El protocolo de Internet, o simplemente IP (Internet Protocol), es el mecanismo que permite que los datos viajen entre dispositivos a través de una red, ya sea una red local de oficina o la propia Internet. IP define el formato de los paquetes, cómo se identifican los equipos de origen y destino, y cómo se enrutan esos paquetes desde el emisor hasta el receptor.
Aunque mucha gente hable de “TCP/IP” como si fuera una única cosa, en realidad se trata de toda una familia de protocolos donde IP se ocupa del direccionamiento y encaminamiento y otros protocolos, como TCP o UDP, se encargan del transporte fiable o no fiable de los datos. El conjunto completo incluye más de un centenar de protocolos (ICMP, IGMP, SCTP, entre otros), pero IP es el denominador común de todos ellos.
Desde el punto de vista conceptual, IP actúa como una “empresa de mensajería” que mueve paquetes (datagramas) de una red a otra, sin prometer nada sobre cómo llegan: ni en orden, ni sin errores, ni siquiera que lleguen. Su misión es encaminar cada datagrama lo mejor posible siguiendo la información de enrutamiento disponible en cada salto.
En la pila de protocolos, IP se sitúa en la capa de red (nivel 3 del modelo OSI), justo por encima de la capa de enlace y por debajo de la capa de transporte. Esto le permite abstraer las características físicas de la red subyacente (Ethernet, WiFi, fibra, etc.) y las telecomunicaciones en edificios e infraestructuras ICT, ofreciendo una visión de “red virtual” uniforme para las capas superiores.
Históricamente, el IP que todos hemos usado durante décadas ha sido IPv4, basado en direcciones de 32 bits. Sin embargo, el crecimiento brutal de Internet ha agotado prácticamente ese espacio de direcciones, por lo que se ha impulsado su sucesor, IPv6, con direcciones de 128 bits, que multiplica de forma astronómica el número de dispositivos que se pueden conectar.
Principales características del protocolo IP
Una de las ideas más importantes a retener es que IP proporciona un servicio no orientado a conexión y de tipo “best effort”. Esto significa que no establece un canal lógico previo entre emisor y receptor (como sí hace TCP) ni garantiza la entrega ni el orden de los paquetes.

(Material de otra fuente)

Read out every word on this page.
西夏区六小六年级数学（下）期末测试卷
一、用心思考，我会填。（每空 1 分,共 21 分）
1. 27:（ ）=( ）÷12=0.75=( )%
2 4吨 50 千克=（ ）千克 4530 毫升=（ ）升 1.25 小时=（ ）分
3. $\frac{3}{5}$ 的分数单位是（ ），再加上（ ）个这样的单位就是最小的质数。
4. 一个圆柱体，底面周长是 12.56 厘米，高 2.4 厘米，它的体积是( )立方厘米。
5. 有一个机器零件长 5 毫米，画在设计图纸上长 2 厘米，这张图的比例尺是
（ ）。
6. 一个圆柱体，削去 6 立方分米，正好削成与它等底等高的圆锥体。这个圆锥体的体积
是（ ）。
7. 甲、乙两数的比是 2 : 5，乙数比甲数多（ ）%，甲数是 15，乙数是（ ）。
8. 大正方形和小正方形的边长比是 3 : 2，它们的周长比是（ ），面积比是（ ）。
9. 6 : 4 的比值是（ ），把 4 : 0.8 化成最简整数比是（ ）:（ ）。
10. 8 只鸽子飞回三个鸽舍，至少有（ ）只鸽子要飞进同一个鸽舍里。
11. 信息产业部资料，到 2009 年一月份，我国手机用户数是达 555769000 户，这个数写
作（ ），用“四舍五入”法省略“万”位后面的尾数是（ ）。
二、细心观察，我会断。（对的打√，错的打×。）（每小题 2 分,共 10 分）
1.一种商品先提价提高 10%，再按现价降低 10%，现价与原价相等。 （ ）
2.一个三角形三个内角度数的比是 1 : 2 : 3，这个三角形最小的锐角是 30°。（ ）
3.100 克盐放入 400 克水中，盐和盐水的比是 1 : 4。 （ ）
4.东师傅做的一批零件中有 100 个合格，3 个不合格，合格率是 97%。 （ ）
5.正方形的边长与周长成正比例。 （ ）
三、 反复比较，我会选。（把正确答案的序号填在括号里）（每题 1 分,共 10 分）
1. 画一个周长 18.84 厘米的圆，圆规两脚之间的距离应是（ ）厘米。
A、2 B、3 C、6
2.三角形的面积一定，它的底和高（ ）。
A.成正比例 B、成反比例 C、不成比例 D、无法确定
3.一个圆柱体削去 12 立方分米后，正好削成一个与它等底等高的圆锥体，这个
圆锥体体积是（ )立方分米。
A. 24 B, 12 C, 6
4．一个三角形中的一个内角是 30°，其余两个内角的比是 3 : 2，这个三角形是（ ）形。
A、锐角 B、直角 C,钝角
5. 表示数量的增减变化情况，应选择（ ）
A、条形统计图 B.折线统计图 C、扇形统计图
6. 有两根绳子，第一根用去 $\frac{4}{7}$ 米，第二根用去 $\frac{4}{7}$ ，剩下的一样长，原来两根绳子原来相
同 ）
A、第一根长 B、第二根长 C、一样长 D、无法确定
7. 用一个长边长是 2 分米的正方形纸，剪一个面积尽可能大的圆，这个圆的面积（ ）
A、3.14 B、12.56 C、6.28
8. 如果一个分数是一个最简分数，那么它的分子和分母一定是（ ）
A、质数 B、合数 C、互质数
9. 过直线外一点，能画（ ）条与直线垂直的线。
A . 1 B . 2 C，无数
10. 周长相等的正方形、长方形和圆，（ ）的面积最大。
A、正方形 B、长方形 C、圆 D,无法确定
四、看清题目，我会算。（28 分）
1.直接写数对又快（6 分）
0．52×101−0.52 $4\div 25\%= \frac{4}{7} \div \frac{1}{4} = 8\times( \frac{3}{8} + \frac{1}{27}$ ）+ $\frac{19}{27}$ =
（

Los datos se transmiten en bloques llamados datagramas o paquetes IP y cada datagrama se trata de forma independiente. IP no realiza control de flujo, no reenvía paquetes perdidos ni comprueba que el contenido de los datos llegue intacto; tan solo aplica un mecanismo de suma de comprobación sobre la cabecera.
En la práctica, esto implica que un paquete IP puede llegar corrupto, llegar duplicado, llegar fuera de orden respecto a otros, o no llegar nunca a su destino. Si hace falta fiabilidad, recuperación ante errores y ordenación, eso se delega típicamente en la capa de transporte, sobre todo en el protocolo TCP.

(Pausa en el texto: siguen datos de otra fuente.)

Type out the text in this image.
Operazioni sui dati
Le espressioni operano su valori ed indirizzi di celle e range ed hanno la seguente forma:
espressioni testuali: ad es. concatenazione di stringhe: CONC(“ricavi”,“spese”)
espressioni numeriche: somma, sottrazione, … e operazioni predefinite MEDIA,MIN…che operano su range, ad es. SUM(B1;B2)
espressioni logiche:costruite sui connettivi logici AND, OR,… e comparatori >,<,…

IP, además, es capaz de fragmentar datagramas cuando atraviesan redes con un tamaño máximo de unidad de transmisión (MTU) menor que el del paquete original. Más adelante veremos con detalle cómo se hace esta fragmentación y su posterior reensamblado en el destino.
Otra característica esencial es que los paquetes IP pueden seguir rutas distintas incluso aunque formen parte de la misma comunicación. En cada router intermedio se toma una decisión independiente en función de la tabla de enrutamiento y del estado de la red (coste, congestión, número de saltos, etc.).
Cómo encaja IP en TCP/IP y en el modelo OSI
Cuando se habla de Internet suele mencionarse el “modelo TCP/IP” como la arquitectura de referencia. En este contexto, IP forma la base de la capa de Internet dentro del conjunto TCP/IP, junto con protocolos como ICMP o IGMP. Esta capa es la responsable del direccionamiento lógico y del enrutamiento entre redes.
Si hacemos el paralelismo con el modelo OSI de siete capas, IP se ubica en la capa de red. Por encima encontramos la capa de transporte (TCP, UDP, SCTP, RTP…) y la capa de aplicación (HTTP, FTP, SMTP, DNS, etc.), y por debajo la capa de enlace (Ethernet, WiFi, RDSI, IEEE 802.11…) y la capa física.
En el modelo OSI, cada nivel se comunica solo con la capa inmediatamente superior e inferior, de forma que cada capa se especializa en un tipo de funciones concretas. La superior no necesita saber detalles de la inferior: por ejemplo, HTTP no tiene por qué conocer si la red es Ethernet o WiFi; le basta con que IP y la capa de transporte hagan su trabajo.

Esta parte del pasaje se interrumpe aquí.